Well, we're talking about salt in the ocean. We're talking about pretty much the
same salt that you use in cooking: the chemical known as sodium chloride. You've
been to the beach.
You've gone swimming in the ocean. You know that the ocean is salty. What most
people don't recognize is that the concentration of salt, or what we call
salinity, varies quite a bit from one part of the ocean to another. When water
evaporates off the sea surface and goes into the atmosphere, that makes the
water saltier, because you're taking fresh water out and you're leaving more
salt behind.
As the minerals, or the salts, circulate around in the oceans, it moves heat
around. Heat that's carried by the ocean affects the atmosphere. The changes of
the atmosphere and the sea surface temperature is coupled together. It controls
climate.
We have measured sea surface temperature. We've measured winds over water, sea
level rise, color of the ocean, but yet we do not know one of the fundamental
properties that affects climate, which is the density of the concentration of
salt in the ocean. Salinity is one of the missing parameters, never been
measured from space before.
We have no salinity samples at all from parts of the world, particularly in the
southern hemisphere, in the South Pacific and South Atlantic and Southern Indian
Ocean. So there is a big data gap.
This mission called Aquarius is one of the most exciting missions to date. It
measures how salty the ocean is from space.
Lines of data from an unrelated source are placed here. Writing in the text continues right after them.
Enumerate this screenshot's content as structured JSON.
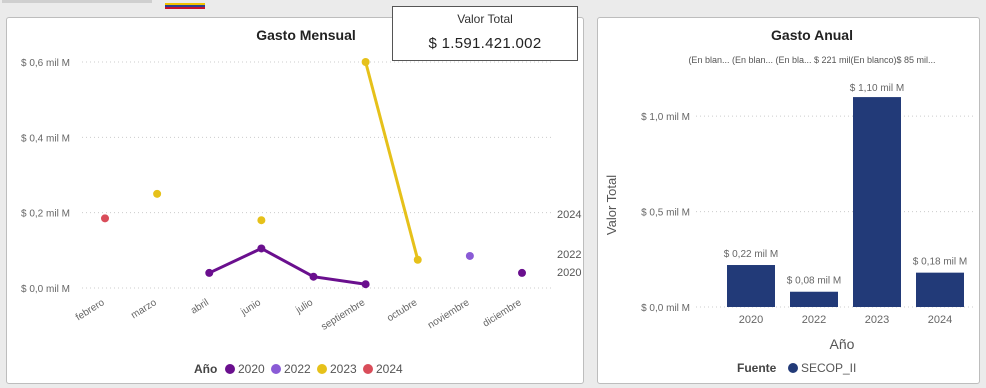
{
  "colors": {
    "y2020": "#6a0f8e",
    "y2022": "#8a5bd6",
    "y2023": "#e6c11a",
    "y2024": "#d94d5a",
    "bar": "#223a78",
    "grid": "#cccccc"
  },
  "card": {
    "label": "Valor Total",
    "value": "$ 1.591.421.002"
  },
  "chart_data": [
    {
      "type": "line",
      "title": "Gasto Mensual",
      "categories": [
        "febrero",
        "marzo",
        "abril",
        "junio",
        "julio",
        "septiembre",
        "octubre",
        "noviembre",
        "diciembre"
      ],
      "y_ticks": [
        "$ 0,0 mil M",
        "$ 0,2 mil M",
        "$ 0,4 mil M",
        "$ 0,6 mil M"
      ],
      "y_tick_values": [
        0,
        0.2,
        0.4,
        0.6
      ],
      "ylim": [
        0,
        0.6
      ],
      "series": [
        {
          "name": "2020",
          "color_key": "y2020",
          "points": [
            {
              "x": "abril",
              "y": 0.04
            },
            {
              "x": "junio",
              "y": 0.105
            },
            {
              "x": "julio",
              "y": 0.03
            },
            {
              "x": "septiembre",
              "y": 0.01
            },
            {
              "x": "diciembre",
              "y": 0.04
            }
          ]
        },
        {
          "name": "2022",
          "color_key": "y2022",
          "points": [
            {
              "x": "noviembre",
              "y": 0.085
            }
          ]
        },
        {
          "name": "2023",
          "color_key": "y2023",
          "points": [
            {
              "x": "marzo",
              "y": 0.25
            },
            {
              "x": "junio",
              "y": 0.18
            },
            {
              "x": "septiembre",
              "y": 0.6
            },
            {
              "x": "octubre",
              "y": 0.075
            }
          ]
        },
        {
          "name": "2024",
          "color_key": "y2024",
          "points": [
            {
              "x": "febrero",
              "y": 0.185
            }
          ]
        }
      ],
      "right_labels": [
        {
          "text": "2024",
          "y": 0.185
        },
        {
          "text": "2022",
          "y": 0.085
        },
        {
          "text": "2020",
          "y": 0.04
        }
      ],
      "legend": {
        "title": "Año",
        "items": [
          "2020",
          "2022",
          "2023",
          "2024"
        ]
      },
      "grid": true
    },
    {
      "type": "bar",
      "title": "Gasto Anual",
      "categories": [
        "2020",
        "2022",
        "2023",
        "2024"
      ],
      "values": [
        0.22,
        0.08,
        1.1,
        0.18
      ],
      "data_labels": [
        "$ 0,22 mil M",
        "$ 0,08 mil M",
        "$ 1,10 mil M",
        "$ 0,18 mil M"
      ],
      "y_ticks": [
        "$ 0,0 mil M",
        "$ 0,5 mil M",
        "$ 1,0 mil M"
      ],
      "y_tick_values": [
        0,
        0.5,
        1.0
      ],
      "ylim": [
        0,
        1.2
      ],
      "ylabel": "Valor Total",
      "xlabel": "Año",
      "top_overflow_labels": "(En blan... (En blan... (En bla... $ 221 mil(En blanco)$ 85 mil...",
      "legend": {
        "title": "Fuente",
        "items": [
          "SECOP_II"
        ]
      },
      "grid": true
    }
  ]
}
As you take a pinch of salt and put it in a gallon of water, we can measure that
kind of sensitivity of salt from 408 miles above the Earth. In seven days, we'll
map the entire Earth, and go back to the same point, measuring it over and over
again. And we'll monitor over time how the changes and variability are. By
having salinity information from space, we'll provide this missing link and make
better predictions on the climate change and climate model.
All the measurements that we make in the Earth sciences program within NASA are
really to better understand the climate processes that are happening now, how we
can use that information to better predict the future, so we can plan better.
Salinity is one of those measurements that we need to fill an important gap to
do that very thing. That's how it affects you and me and the person next door.